For the quarter ended December 31, 2012, Leisureworld's Net Operating Income (NOI) increased 24.1% to $15.0 million, compared to $12.1 million in the fourth quarter a year ago. The Company's LTC operations generated NOI of $11.4 million, compared to $10.3 million for the fourth quarter 2011. The increase was primarily attributable to the inclusion of NOI from the Madonna acquisition and increased accommodations revenue, partly offset by higher property operating costs. Leisureworld's retirement residence portfolio generated a $1.9 million increase in NOI mainly as a result of the acquisition of the BC Portfolio. NOI for the Company's Home Care operations was consistent with the comparable quarter of 2011 at $0.7 million, as increased personal support contract volumes were offset by higher staffing costs to accommodate increased volumes and an increase in operating costs.
Leisureworld generated $6.9 million in Funds from Operations (FFO) in the fourth quarter of 2012, an increase of 44.6% from $4.8 million in the fourth quarter a year ago. The increase reflects higher NOI in the quarter and a $0.3 million decline in taxes, partly offset by an increase in net finance charges and higher administrative expenses, net of transaction costs. Higher net finance charges resulted from the incremental debt financing costs associated with the acquisitions, as well as the one-time premium associated with the early redemption of outstanding bonds amounting to $15.7 million. Management believes that this early redemption will yield future interest savings and has also undertaken initial steps towards refinancing the remaining outstanding bonds prior to maturity.

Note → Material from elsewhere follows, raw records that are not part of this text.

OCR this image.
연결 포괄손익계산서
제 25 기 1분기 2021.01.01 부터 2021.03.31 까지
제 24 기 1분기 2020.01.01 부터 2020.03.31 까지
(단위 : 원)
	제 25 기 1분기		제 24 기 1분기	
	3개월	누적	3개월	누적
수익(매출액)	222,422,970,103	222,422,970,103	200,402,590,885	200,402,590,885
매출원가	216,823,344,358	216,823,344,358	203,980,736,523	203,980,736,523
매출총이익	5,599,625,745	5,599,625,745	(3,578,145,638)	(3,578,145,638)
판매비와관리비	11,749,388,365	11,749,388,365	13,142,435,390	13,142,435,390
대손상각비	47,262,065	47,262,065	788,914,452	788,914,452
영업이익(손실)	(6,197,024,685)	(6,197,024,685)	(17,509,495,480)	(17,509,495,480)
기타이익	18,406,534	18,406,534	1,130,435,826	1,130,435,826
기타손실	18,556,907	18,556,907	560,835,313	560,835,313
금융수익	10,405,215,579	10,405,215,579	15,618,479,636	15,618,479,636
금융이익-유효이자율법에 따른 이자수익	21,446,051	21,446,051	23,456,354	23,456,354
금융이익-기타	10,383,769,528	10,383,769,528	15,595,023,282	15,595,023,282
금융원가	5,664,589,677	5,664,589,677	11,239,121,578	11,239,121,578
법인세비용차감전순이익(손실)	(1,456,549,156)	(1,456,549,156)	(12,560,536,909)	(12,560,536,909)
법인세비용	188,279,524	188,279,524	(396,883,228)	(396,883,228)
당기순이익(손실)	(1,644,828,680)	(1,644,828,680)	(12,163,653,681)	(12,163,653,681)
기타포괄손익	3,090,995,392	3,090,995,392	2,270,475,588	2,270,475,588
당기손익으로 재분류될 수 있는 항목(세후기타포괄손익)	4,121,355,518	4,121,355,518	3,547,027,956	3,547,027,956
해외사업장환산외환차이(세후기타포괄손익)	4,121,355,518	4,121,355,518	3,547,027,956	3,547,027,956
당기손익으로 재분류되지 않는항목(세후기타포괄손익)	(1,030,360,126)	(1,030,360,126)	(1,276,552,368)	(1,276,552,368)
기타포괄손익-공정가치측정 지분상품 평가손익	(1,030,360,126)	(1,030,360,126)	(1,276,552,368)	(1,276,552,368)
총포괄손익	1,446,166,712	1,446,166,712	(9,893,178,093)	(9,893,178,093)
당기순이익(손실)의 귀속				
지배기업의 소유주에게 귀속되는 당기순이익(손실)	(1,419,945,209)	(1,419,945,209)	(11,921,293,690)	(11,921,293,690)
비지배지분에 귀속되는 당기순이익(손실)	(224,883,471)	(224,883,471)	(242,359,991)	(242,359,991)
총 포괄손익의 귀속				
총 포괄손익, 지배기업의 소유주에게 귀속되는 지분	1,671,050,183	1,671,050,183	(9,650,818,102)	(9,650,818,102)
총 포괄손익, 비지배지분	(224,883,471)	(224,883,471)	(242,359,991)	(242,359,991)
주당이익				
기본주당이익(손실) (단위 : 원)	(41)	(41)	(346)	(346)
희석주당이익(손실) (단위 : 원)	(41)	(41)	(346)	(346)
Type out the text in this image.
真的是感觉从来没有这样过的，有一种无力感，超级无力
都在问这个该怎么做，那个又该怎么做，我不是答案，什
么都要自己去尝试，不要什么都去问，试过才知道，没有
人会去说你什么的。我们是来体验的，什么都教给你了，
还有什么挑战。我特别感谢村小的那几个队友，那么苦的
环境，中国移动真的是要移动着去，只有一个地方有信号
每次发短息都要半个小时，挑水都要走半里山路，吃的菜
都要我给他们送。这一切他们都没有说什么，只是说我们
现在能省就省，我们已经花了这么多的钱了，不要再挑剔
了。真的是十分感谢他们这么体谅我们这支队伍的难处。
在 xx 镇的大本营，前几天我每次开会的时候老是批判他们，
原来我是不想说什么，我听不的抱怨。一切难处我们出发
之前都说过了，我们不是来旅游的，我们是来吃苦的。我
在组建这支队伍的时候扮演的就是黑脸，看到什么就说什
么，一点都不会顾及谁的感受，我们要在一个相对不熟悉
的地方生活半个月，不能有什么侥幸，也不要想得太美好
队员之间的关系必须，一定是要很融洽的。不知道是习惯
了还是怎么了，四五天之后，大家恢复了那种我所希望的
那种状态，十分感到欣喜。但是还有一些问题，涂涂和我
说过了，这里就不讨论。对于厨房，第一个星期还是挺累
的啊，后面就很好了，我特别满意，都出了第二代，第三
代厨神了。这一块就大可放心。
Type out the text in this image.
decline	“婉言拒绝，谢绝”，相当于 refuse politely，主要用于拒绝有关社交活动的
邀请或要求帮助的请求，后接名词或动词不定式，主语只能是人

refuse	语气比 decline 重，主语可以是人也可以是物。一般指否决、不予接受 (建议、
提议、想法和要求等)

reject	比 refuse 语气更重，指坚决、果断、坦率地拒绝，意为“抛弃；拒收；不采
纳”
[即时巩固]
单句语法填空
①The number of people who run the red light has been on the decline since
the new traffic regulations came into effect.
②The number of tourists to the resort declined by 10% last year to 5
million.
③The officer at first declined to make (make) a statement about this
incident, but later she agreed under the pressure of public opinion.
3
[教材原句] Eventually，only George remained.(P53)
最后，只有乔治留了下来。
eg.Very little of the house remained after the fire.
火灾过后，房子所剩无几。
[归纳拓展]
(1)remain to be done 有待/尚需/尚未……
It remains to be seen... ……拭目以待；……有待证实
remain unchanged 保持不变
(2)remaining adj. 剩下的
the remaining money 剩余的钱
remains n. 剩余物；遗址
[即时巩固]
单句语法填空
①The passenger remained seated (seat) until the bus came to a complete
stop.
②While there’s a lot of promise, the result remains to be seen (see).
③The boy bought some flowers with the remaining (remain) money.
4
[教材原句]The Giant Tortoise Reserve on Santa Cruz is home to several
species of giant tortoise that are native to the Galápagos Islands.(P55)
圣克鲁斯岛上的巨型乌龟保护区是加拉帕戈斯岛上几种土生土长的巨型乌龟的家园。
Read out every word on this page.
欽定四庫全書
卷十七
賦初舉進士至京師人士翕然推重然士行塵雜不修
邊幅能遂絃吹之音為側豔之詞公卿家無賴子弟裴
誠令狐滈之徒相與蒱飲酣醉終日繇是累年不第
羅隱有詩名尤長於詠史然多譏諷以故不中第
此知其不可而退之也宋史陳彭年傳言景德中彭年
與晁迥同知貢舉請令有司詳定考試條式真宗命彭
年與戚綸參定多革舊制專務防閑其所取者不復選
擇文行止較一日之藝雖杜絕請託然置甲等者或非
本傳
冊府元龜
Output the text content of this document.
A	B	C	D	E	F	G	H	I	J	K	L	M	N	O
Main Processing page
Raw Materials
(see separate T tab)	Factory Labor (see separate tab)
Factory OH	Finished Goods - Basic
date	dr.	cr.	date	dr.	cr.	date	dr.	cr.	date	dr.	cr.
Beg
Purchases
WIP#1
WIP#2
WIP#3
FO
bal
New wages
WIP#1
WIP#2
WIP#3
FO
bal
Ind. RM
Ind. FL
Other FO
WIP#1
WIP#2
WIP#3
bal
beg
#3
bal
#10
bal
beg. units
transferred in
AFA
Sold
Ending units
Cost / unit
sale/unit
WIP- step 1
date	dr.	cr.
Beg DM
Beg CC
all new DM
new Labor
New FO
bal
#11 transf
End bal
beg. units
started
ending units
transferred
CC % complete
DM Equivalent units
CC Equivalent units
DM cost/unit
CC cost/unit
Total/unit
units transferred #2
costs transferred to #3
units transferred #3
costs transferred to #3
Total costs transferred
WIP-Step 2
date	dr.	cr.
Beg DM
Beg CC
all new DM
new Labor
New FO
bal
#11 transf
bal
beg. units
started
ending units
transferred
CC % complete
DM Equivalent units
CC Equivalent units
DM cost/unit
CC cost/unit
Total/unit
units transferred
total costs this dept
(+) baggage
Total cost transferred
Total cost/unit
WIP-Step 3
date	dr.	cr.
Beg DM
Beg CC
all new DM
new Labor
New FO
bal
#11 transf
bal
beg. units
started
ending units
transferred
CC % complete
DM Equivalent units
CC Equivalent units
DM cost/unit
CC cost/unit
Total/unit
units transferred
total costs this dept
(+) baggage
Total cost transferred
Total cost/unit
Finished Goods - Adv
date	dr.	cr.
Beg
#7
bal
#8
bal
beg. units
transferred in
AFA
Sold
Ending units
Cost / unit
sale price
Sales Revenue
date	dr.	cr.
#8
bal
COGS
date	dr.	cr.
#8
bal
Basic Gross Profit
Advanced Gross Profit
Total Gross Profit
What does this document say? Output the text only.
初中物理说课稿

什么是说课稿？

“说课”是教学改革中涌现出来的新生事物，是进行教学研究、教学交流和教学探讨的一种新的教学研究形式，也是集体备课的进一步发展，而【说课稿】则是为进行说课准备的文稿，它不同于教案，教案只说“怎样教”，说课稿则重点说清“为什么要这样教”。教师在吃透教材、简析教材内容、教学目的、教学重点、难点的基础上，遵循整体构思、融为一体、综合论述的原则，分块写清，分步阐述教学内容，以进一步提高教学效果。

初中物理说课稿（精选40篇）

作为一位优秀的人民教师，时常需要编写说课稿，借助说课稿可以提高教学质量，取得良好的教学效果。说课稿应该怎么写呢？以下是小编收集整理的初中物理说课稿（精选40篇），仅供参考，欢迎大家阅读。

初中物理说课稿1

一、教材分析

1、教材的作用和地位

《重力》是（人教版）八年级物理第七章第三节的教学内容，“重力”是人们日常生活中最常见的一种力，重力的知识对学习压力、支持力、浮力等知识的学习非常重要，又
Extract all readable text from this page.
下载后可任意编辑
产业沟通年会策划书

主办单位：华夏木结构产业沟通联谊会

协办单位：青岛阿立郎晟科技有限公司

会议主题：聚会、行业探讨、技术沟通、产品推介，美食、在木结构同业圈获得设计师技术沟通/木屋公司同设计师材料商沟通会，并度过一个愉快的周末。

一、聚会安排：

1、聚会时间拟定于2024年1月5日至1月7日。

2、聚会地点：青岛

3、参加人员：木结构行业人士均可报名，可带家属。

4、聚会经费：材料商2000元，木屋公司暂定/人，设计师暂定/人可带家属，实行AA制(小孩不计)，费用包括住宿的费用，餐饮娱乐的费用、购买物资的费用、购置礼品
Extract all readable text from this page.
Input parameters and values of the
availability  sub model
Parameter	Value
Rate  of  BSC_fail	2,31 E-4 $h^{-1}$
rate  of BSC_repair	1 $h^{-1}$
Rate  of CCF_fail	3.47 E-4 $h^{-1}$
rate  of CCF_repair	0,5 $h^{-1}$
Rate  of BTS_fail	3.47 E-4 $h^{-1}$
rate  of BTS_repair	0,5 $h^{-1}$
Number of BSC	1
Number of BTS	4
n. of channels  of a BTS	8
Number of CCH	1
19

Adjusted Funds from Operations (AFFO) for the fourth quarter of 2012 increased 22.7% to $8.3 million, compared with $6.8 million in the fourth quarter of 2011. Increased AFFO was primarily attributable to increased FFO in the quarter, partly offset by lower income support and higher maintenance capital expenditures. The decrease in income support was due to the full utilization of the escrow amount related to the Ontario Portfolio in the third quarter.